JF Ptak Science Books (Earlier post, expanded)
This book review on the use of narcotics to induce sleep in treating the insane appeared in the New York Journal of Medicine for 1846. The book, An Essay on the Use of Narcotics, and other remedial Agents calculated to produce Sleep in the Treatment of Insanity…., was written by Joseph Williams, M.D., and was published in London in 1845. The theory behind the sleep treatment was that the basic mechanism of insanity was “cerebral inflammation” or “excessive vascular action” in the brain—inducing deep sleep, evidently, was a good way to combat the over-active brain.
The article itself comes at an odd time in the history of the treatment of the insane. It came almost 40 years after the establishment of McLean Hospital (first known as the "Asylum for the Insane," a division of the Massachusetts General Hospital), which opened on Oct. 1, 1818, and was the first hospital dedicated to the treatment of the insane in the U.S. It came 70 years after the great advances of Benjamin Rush, who elevated the “Mental Patient” from chains on the floor to the status of medical or nervous illness or disease. The use of narcotics over this period seems to have surged and waned. In 1879, in an article in the New York Times, the reputation of the Asylum for the Insane on Ward’s Island in NYC was considered—and one of the high points was that it had (largely) discontinued the use of narcotics. (There were still problems, of course, what with the asylum being overcrowded, housing 1100 in an institution meant to house 700, and where the chores and even nursing positions were staffed by the inmates, who were feed on 32 cents a day.) As late as 1921, though, Jacob Alter Goldberg notes in his Social Aspects of the Treatment of the Insane, that there was a new, sharp increase in “toxic narcotic” treatments of the insane. Of course, I guess one could replace “narcotic” with some sort of other misplaced treatment, like shock therapy, or Freudian mélanges, or something. Each age must necessarily have their entry in the encyclopedia of embarrassments
In this article we find sleep assaulted by the use of the following: purgatives (“to subdue vascular action when the propriety of bleeding is doubtful’), emetics, opium (to be used “in cases of high nervous excitability and in puerperal mania”), morphia (“the most valuable remedy for calming excitement”), hyosciamus (“to produce sleep, tranquilizing the irritability of the insane”). It is weird to see that the last sentence in the description of hyosciamus reads “some fatal cases have occurred from exhibiting henbane as an enema”.
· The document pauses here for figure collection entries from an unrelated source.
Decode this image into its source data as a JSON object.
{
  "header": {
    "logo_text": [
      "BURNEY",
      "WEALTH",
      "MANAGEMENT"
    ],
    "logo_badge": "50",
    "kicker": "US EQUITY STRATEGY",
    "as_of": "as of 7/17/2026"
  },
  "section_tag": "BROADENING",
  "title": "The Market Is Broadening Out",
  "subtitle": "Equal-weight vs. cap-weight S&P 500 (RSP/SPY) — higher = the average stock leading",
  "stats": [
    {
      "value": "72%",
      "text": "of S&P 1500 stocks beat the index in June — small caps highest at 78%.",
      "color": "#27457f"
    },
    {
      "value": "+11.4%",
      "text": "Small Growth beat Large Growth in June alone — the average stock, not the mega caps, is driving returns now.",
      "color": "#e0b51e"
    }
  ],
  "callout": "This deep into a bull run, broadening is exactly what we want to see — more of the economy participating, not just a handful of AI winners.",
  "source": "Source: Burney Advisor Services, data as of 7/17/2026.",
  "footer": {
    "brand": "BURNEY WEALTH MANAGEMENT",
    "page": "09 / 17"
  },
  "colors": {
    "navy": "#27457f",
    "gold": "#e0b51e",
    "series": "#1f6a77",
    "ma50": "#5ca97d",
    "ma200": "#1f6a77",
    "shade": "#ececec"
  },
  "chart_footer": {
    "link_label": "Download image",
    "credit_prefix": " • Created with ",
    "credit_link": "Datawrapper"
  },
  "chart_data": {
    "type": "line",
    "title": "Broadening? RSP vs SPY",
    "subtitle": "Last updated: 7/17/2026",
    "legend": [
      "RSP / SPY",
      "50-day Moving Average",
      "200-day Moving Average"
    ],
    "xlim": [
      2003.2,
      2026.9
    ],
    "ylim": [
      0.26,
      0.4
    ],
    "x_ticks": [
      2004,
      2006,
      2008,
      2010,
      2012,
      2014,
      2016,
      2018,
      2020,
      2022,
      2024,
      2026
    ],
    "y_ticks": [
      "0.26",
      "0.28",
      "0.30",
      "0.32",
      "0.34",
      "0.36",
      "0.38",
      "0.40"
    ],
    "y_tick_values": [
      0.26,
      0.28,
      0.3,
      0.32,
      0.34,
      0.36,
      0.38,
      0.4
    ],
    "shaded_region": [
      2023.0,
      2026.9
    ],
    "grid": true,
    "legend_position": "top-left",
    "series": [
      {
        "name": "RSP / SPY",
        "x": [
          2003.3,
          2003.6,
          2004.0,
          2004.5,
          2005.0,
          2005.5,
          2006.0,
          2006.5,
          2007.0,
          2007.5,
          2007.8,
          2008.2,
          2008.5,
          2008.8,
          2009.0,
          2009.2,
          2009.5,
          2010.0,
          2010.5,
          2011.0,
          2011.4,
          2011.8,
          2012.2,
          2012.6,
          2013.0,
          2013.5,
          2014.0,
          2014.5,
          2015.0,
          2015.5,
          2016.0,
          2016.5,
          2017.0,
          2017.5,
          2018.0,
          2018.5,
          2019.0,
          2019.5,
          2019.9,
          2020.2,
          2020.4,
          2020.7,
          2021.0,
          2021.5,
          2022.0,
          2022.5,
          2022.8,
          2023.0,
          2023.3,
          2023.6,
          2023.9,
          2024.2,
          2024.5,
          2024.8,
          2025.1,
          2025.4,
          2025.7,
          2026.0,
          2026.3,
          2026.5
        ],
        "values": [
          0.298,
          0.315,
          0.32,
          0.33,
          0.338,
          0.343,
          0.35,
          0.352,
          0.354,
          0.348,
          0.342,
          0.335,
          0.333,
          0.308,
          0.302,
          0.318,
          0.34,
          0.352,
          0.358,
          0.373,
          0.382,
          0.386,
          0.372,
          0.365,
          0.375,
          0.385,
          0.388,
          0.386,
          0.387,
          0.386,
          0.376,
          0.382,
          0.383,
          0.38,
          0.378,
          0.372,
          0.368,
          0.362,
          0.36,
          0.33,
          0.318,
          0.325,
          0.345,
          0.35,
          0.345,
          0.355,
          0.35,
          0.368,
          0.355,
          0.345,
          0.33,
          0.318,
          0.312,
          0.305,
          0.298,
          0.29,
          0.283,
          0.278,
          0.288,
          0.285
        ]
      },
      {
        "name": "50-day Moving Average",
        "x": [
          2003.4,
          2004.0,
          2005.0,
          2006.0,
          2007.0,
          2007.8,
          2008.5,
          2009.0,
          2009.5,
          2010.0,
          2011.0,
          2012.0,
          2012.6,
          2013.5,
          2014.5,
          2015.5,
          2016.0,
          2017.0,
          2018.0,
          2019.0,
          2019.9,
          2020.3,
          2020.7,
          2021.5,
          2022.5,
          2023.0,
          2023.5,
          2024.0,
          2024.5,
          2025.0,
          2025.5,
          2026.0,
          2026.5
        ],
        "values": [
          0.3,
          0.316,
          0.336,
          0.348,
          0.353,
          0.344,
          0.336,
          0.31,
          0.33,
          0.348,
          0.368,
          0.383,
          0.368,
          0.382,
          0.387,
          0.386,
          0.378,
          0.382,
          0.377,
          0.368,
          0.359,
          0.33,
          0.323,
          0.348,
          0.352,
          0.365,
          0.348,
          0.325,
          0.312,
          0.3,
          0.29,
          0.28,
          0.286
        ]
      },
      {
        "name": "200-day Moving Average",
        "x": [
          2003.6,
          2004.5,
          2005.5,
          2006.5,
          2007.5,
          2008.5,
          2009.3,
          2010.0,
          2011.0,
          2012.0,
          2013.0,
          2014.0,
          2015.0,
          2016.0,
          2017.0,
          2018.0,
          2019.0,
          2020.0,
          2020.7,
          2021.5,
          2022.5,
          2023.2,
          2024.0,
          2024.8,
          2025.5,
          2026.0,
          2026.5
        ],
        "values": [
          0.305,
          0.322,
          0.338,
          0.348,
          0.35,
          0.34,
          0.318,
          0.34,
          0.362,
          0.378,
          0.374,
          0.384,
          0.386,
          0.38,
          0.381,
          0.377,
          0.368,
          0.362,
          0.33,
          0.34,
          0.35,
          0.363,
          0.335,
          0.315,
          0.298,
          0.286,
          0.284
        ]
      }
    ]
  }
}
A narcotic enema? Still to come in the review is conium (“I have used it frequently and in large doses…it is chiefly valuable as a deobstruent and alternative”, followed by camphor, Belladonna, hydrocyanic acid, colchirum, stramonium aconite, and others. “Warm baths’ makes an appearance (“90 degrees may be considered to be the best temperature for a warm bath for the insane”), as do cold baths, and the applications of ice caps.
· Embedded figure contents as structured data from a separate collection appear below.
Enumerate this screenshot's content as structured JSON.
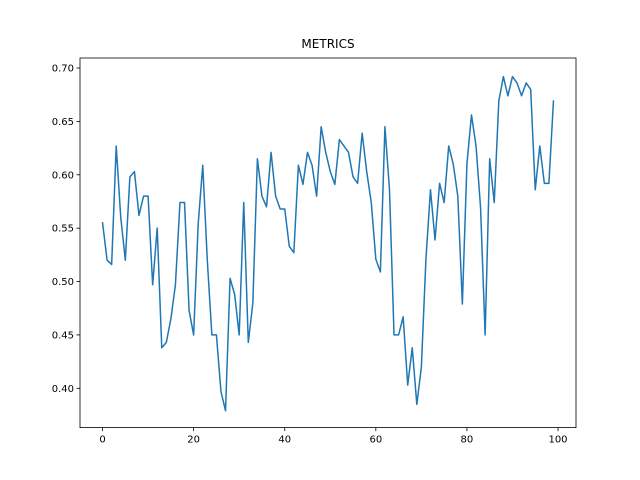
{
  "chart_data": {
    "type": "line",
    "title": "METRICS",
    "xlabel": "",
    "ylabel": "",
    "xlim": [
      -4.95,
      103.95
    ],
    "ylim": [
      0.3632,
      0.7094
    ],
    "x_ticks": [
      0,
      20,
      40,
      60,
      80,
      100
    ],
    "y_ticks": [
      0.4,
      0.45,
      0.5,
      0.55,
      0.6,
      0.65,
      0.7
    ],
    "grid": false,
    "legend": "none",
    "colors": {
      "series": "#1f77b4"
    },
    "series": [
      {
        "x": [
          0,
          1,
          2,
          3,
          4,
          5,
          6,
          7,
          8,
          9,
          10,
          11,
          12,
          13,
          14,
          15,
          16,
          17,
          18,
          19,
          20,
          21,
          22,
          23,
          24,
          25,
          26,
          27,
          28,
          29,
          30,
          31,
          32,
          33,
          34,
          35,
          36,
          37,
          38,
          39,
          40,
          41,
          42,
          43,
          44,
          45,
          46,
          47,
          48,
          49,
          50,
          51,
          52,
          53,
          54,
          55,
          56,
          57,
          58,
          59,
          60,
          61,
          62,
          63,
          64,
          65,
          66,
          67,
          68,
          69,
          70,
          71,
          72,
          73,
          74,
          75,
          76,
          77,
          78,
          79,
          80,
          81,
          82,
          83,
          84,
          85,
          86,
          87,
          88,
          89,
          90,
          91,
          92,
          93,
          94,
          95,
          96,
          97,
          98,
          99
        ],
        "values": [
          0.555,
          0.52,
          0.516,
          0.627,
          0.56,
          0.52,
          0.598,
          0.603,
          0.562,
          0.58,
          0.58,
          0.497,
          0.55,
          0.438,
          0.443,
          0.465,
          0.497,
          0.574,
          0.574,
          0.473,
          0.45,
          0.554,
          0.609,
          0.52,
          0.45,
          0.45,
          0.397,
          0.379,
          0.503,
          0.488,
          0.45,
          0.574,
          0.443,
          0.48,
          0.615,
          0.58,
          0.57,
          0.621,
          0.58,
          0.568,
          0.568,
          0.533,
          0.527,
          0.609,
          0.591,
          0.621,
          0.609,
          0.58,
          0.645,
          0.621,
          0.603,
          0.591,
          0.633,
          0.627,
          0.621,
          0.598,
          0.592,
          0.639,
          0.603,
          0.574,
          0.521,
          0.509,
          0.645,
          0.586,
          0.45,
          0.45,
          0.467,
          0.403,
          0.438,
          0.385,
          0.42,
          0.521,
          0.586,
          0.539,
          0.592,
          0.574,
          0.627,
          0.61,
          0.58,
          0.479,
          0.61,
          0.656,
          0.627,
          0.569,
          0.45,
          0.615,
          0.574,
          0.669,
          0.692,
          0.674,
          0.692,
          0.686,
          0.674,
          0.686,
          0.68,
          0.586,
          0.627,
          0.592,
          0.592,
          0.669
        ]
      }
    ]
  }
}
I’m not so sure about what to make of it all, the sleep treatment of insanity I mean—after all, Joseph Lister only makes his epochal pronouncements on cleanliness in the operating theatre 15 or so years after this paper, which seems today to be the most rudimentary thing that one could do in treatment in the surgical room, so treating extra blood in the brain through drug-induced sleep doesn’t seem all that far away from the realm of possibility back there in early Victorian England.
I don’t think I’ll forget the toxic narcotic enema any time soon, though. Or the word “deobstruent”.